Disputas politiqueras en pleno año electoral, peleas internas por el poder, promesas incumplidas del Gobierno nacional, denuncias de corrupción y hasta un déficit multimillonario conforman el coctel de problemas que el grueso de las 34 universidades públicas del país tendrá que enfrentar en 2026, un escenario que hoy prende las alarmas del sistema de educación superior y anticipa una de sus crisis más profundas en décadas.
SEMANA habló con profesores, congresistas y altos directivos de las universidades públicas. Todos coinciden en que no se trata de una situación nueva ni aislada, sino del resultado de una acumulación de padecimientos estructurales que las instituciones de educación superior han tenido que sortear año tras año, muchas veces de manera silenciosa y sin soluciones de fondo.
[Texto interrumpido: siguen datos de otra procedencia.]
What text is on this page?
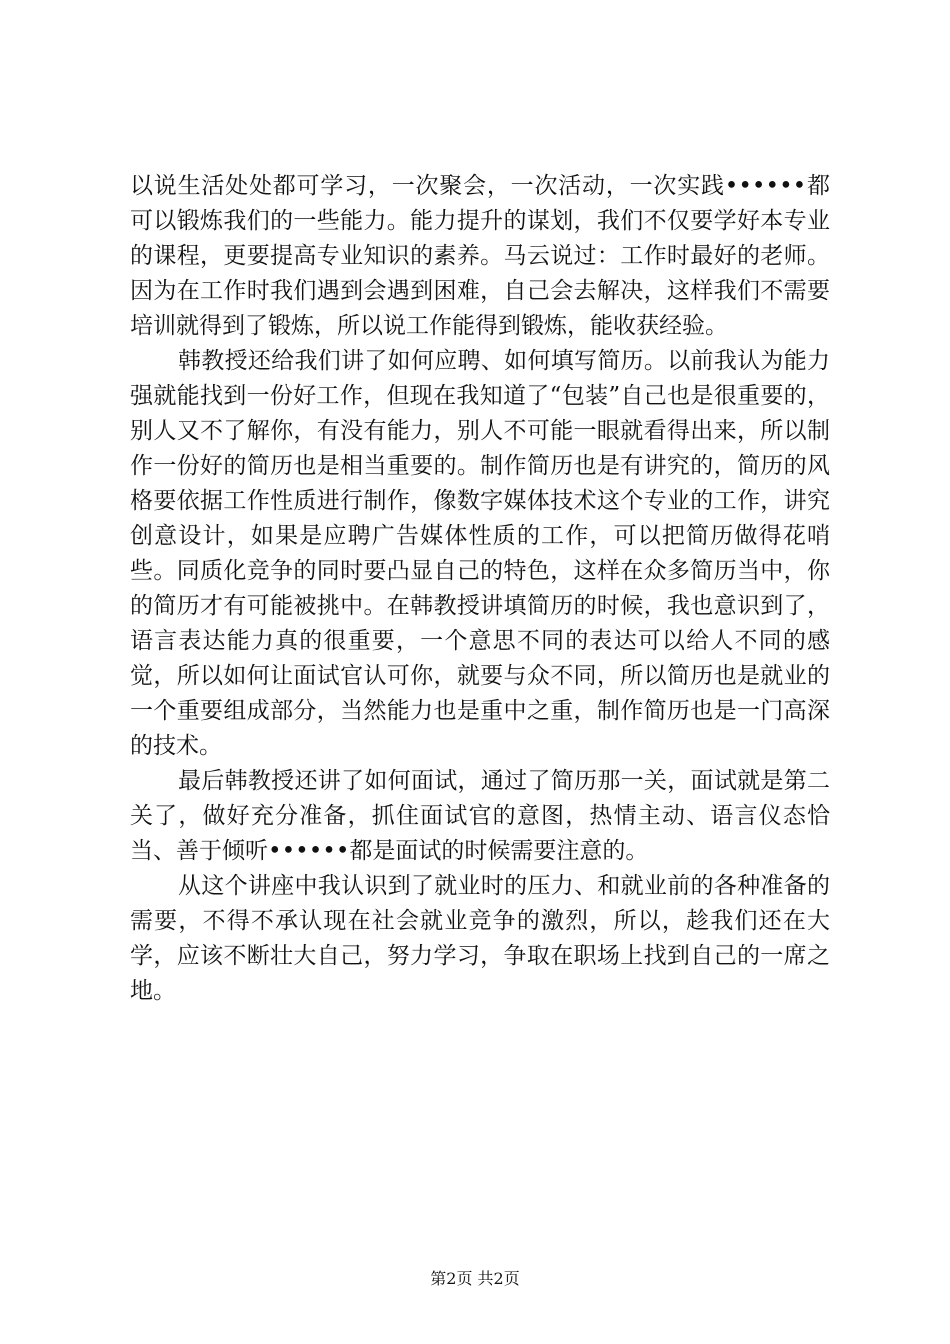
以说生活处处都可学习，一次聚会，一次活动，一次实践••••••都可以锻炼我们的一些能力。能力提升的谋划，我们不仅要学好本专业的课程，更要提高专业知识的素养。马云说过：工作时最好的老师。因为在工作时我们遇到会遇到困难，自己会去解决，这样我们不需要培训就得到了锻炼，所以说工作能得到锻炼，能收获经验。

韩教授还给我们讲了如何应聘、如何填写简历。以前我认为能力强就能找到一份好工作，但现在我知道了“包装”自己也是很重要的，别人又不了解你，有没有能力，别人不可能一眼就看得出来，所以制作一份好的简历也是相当重要的。制作简历也是有讲究的，简历的风格要依据工作性质进行制作，像数字媒体技术这个专业的工作，讲究创意设计，如果是应聘广告媒体性质的工作，可以把简历做得花哨些。同质化竞争的同时要凸显自己的特色，这样在众多简历当中，你的简历才有可能被挑中。在韩教授讲填简历的时候，我也意识到了，语言表达能力真的很重要，一个意思不同的表达可以给人不同的感觉，所以如何让面试官认可你，就要与众不同，所以简历也是就业的一个重要组成部分，当然能力也是重中之重，制作简历也是一门高深的技术。

最后韩教授还讲了如何面试，通过了简历那一关，面试就是第二关了，做好充分准备，抓住面试官的意图，热情主动、语言仪态恰当、善于倾听••••••都是面试的时候需要注意的。

从这个讲座中我认识到了就业时的压力、和就业前的各种准备的需要，不得不承认现在社会就业竞争的激烈，所以，趁我们还在大学，应该不断壮大自己，努力学习，争取在职场上找到自己的一席之地。

第2页 共2页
“Es que cada universidad arrastra sus propias complejidades; una de esas es el tema financiero y estructural, que limita e impide avanzar en las necesidades de los territorios del país”, le dijo a SEMANA Jairo Miguel Torres Oviedo, rector de la Universidad de Córdoba y presidente del Sistema Universitario Estatal (SUE), que agrupa a las universidades públicas, y de la Asociación Colombiana de Universidades (Ascun).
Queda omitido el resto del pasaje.